A ilha deserta habitada por Tadzzio admite pequenos prazeres, como o espreguiçar dos dedos dos pés que se esticam à frente e à cima; o ar-condicionado; os filmes pornográficos na grade de canais pagos; a casa fechada pros vizinhos, trancafiada pra rua, cuja chave jamais fica pendurada no miolo da fechadura mas sempre dentro de uma gaveta, de um bolso ou de uma mochila; água mineral para o chimarrão de todo dia; os livros (pequenos mundos colecionados nas estantes); as músicas (pequenos corpos feitos de som). Apenas um espelho, que ora o seduz, ora o trai. É uma pequena ilha, bela ilha. Ela está se separando do continente, ou dos continentes, migra aos poucos num movimento centrífugo lá pras bordas do mundo onde moram os monstros (os nossos monstros que colocamos lá para que nos lembremos de que de lá não passamos).

***

A pequena e bela ilha deserta de Tadzzio está se destacando, como folha picotada, se descolando. Nos pequenos prazeres que ela lhe oferece, ela traz embutidas pequenas dores, arranhões e traições. Trair não é algo ruim ou censurável, assim como a dor também não tem esse matiz: quem entra na sua pequena e bela ilha deserta deve saber doer da mesma forma como deve saber gozar. A janela de seu quarto e a janela da sala estão quase sempre fechadas, a não ser nas tardes de verão que, devido ao posicionamento do sol, no quarto entra uma luz forte que age como bactericida nos seus travesseiros. No quarto há muita dor e muito prazer: a cama é seu navio à deriva, sem rumo, túmulo do corpo. E que corpo... O que esse corpo tem a contar não são muitos que ouvirão, ou que se interessarão em escutar.
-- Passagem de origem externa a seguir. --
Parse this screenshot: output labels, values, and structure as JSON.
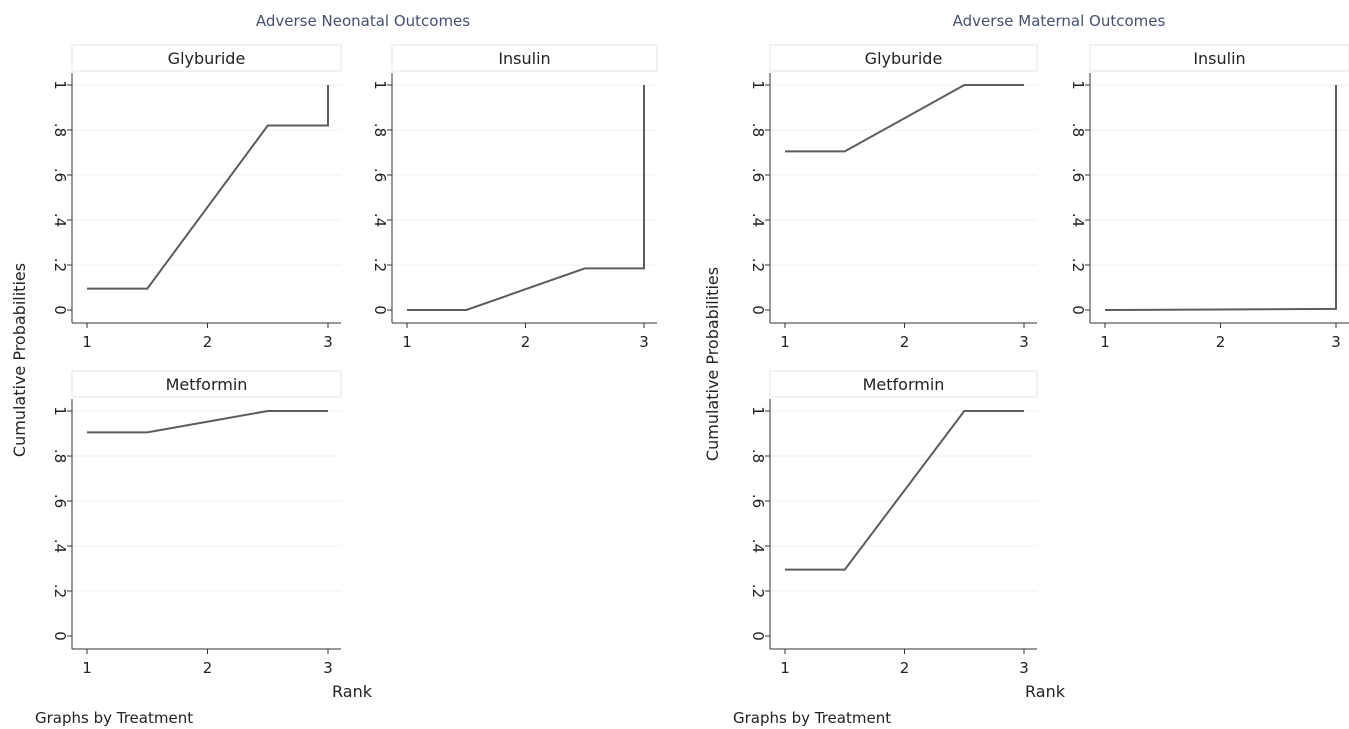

Aquilo do que ele é feito e aquilo o que ele faz, aquilo que o dobra e aquilo o que ele faz dobrar: história de erosões contínuas feitas da pele pra dentro, rio de lava comendo suas margens. É um corpo de olhos firmes. É por isso que toca música na pequena e bela ilha deserta de Tadzzio: porque as músicas são pequenos corpos feitos de som que ele estupra e violenta, extrai deles prazer e dor, os dá de comer e os tortura. Sem a música essa pequena e bela ilha deserta não seria bela, seria apenas uma pequena ilha deserta.